May's election ploy
April 19, 2017As the dust settles from Theresa May's shock decision to call a general election on June 8, many people are trying to second-guess her motives.
Read: British Prime Minister Theresa May calls for snap elections
The next election was expected in 2020, but the Fixed Term Parliaments Act allows for one to be held earlier if two-thirds of MPs back the move.
Since becoming Prime Minister last July, May has repeatedly denied that she would hold an early election. On Wednesday morning, she told the BBC that "no politician wants to hold an election for the sake of it."
Across the UK, many are asking one question: why hold one at all?
"There are three explanations," says Matthew Cole, lecturer in history at Birmingham University. "The first is the one May's given us - that she needs to tackle 'obstructionism' in parliament, though this isn't plausible as she hasn't been defeated in parliament. The second is simple electoral cynicism. The third is that she wants to buy more time after the 2019 deadline for Article 50. She doesn't want to be bound to being held accountable in a general election in 2020 with negotiations most likely still incomplete. Whichever explanation it is, it's a shrewd and forward-looking decision."
The Article 50 deadline in 2019 is extremely tight for complex negotiations, with deliberation time already eaten into by German and French elections before a British election was added to the mix. "It's an open secret that 2019 is merely going to be a staging post in any departure, which became somewhat more open yesterday," Cole told DW.
Silencing the opposition?
Although opinion polls have been notoriously unreliable in recent years (predicting a win for the Remain camp in last year's EU referendum), the current evidence available suggests that May will increase her majority substantially.
"This election announcement makes clear that the prime minister feels the opportunity to strengthen not just her party's, but also her own mandate as they seek to push forward with Brexit is simply too lucrative to pass by," says Sophie Gaston, head of international projects at the left-leaning think tank Demos. "The damage the Labour Party is almost certain to endure at the ballot box under [party leader Jeremy] Corbyn will further diminish the opposition forces to a 'hard Brexit.' But it also threatens to fundamentally erode the political counter-balance that had kept British politics in the center ground for so many years before the referendum."
Read: Post-Brexit, the hard work begins now for the UK
Britain's tabloid media, which has strongly supported Brexit over the course of many years, was jubilant on Wednesday. The Daily Mail's front page headline called for May to "Crush the Saboteurs" while the Sun called for "Blue Murder" (referring to the Conservative's color).
"The problem this raises is that it's an attempt to shut down a debate which nobody has managed to shut down for 40 years," says Cole. "The European debate doesn't go away, like water it always finds a way. It's understandable May wishes to have as strong a hand and as obvious a level of support from her own country as possible. The fact is there comes a point at which the desire to silence the opposition does more damage than the opposition would have done."
Unknown unknowns
Of course, as with any public vote, May is taking a gamble. "The election carries bigger risks than it might seem. Polls in Britain are rarely very accurate and it is hard to work out how support will translate to seats in Britain's 'first-past-the-post' voting system," says Tom Follett, senior policy and projects manager at the independent think-tank Respublica. "Looking back at the elections of the past few years, voters are often not doing what is expected of them."

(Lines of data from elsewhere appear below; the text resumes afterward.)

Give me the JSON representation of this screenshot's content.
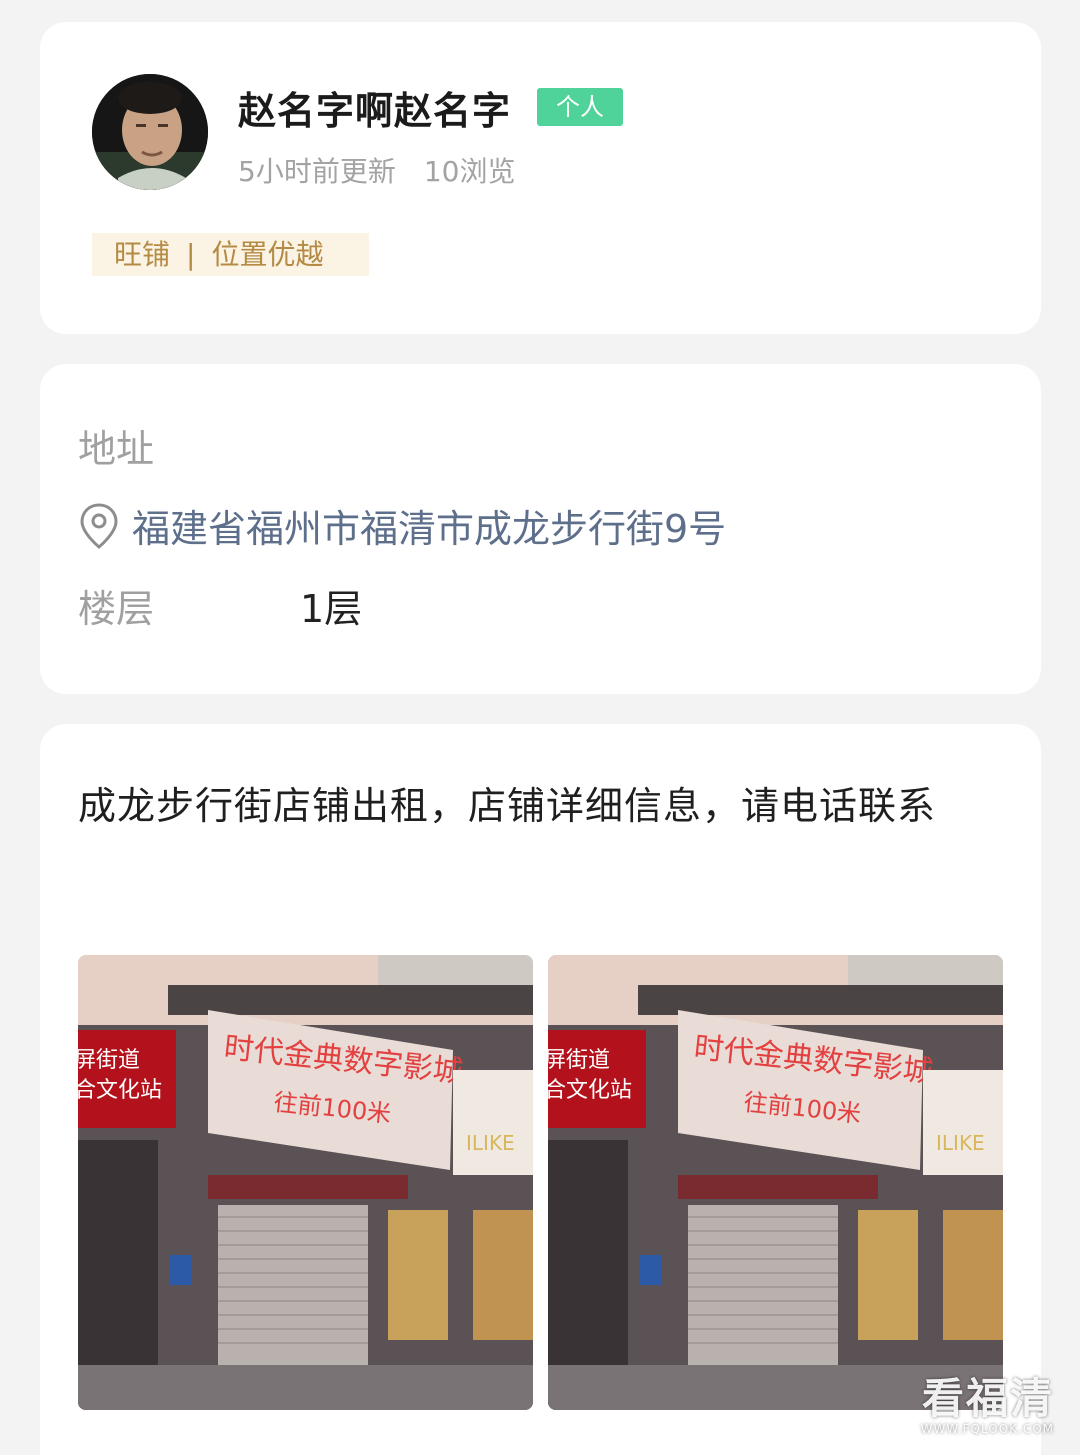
{
  "poster": {
    "name": "赵名字啊赵名字",
    "badge": "个人",
    "updated": "5小时前更新",
    "views": "10浏览",
    "tags": [
      "旺铺",
      "位置优越"
    ],
    "tag_separator": "|"
  },
  "address": {
    "label": "地址",
    "value": "福建省福州市福清市成龙步行街9号",
    "floor_label": "楼层",
    "floor_value": "1层"
  },
  "description": {
    "text": "成龙步行街店铺出租，店铺详细信息，请电话联系"
  },
  "photos": [
    {
      "signs": [
        "时代金典数字影城",
        "往前100米",
        "屏街道",
        "合文化站",
        "ILIKE"
      ]
    },
    {
      "signs": [
        "时代金典数字影城",
        "往前100米",
        "屏街道",
        "合文化站",
        "ILIKE"
      ]
    }
  ],
  "watermark": {
    "main": "看福清",
    "sub": "WWW.FQLOOK.COM"
  },
  "colors": {
    "badge": "#4fd39a",
    "tag_bg": "#fbf4e4",
    "tag_text": "#b48a44",
    "address_text": "#5e6f8b",
    "page_bg": "#f3f3f3"
  },
  "icons": {
    "location": "location-pin-icon"
  }
}
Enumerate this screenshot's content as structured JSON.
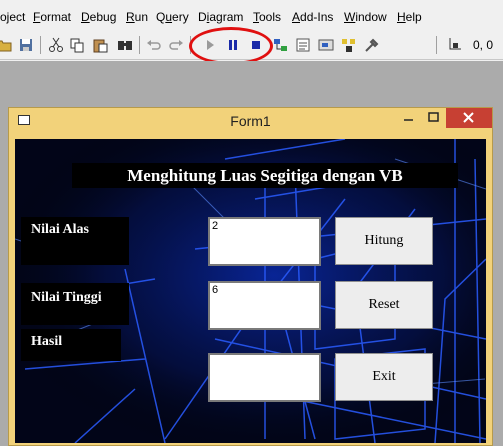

Among the many unpredictable factors in this election is the role of the smaller parties. The Liberal Democrats, who currently have only nine MPs, are seeking to drastically increase their share of the vote by fighting on a strongly anti-Brexit platform. "The Liberal Democrats are the uncertain factor, and could take anywhere from a few more seats, to enough to remove the government's majority," Follett told DW.
In a TV vox pop that went viral yesterday, a woman called 'Brenda from Bristol' complained that there was "too much politics." It is a distinct possibility that voters, suffering from election fatigue after last year's referendum and the 2015 general election, will not turn out in high numbers.
Read: British public shocked as Theresa May calls snap election
"As ever in this strange new political landscape, there are no known known's - but you'd be a brave pundit to place a bet on any other outcome than a powerful victory for the prime minister on June 8," said Gaston.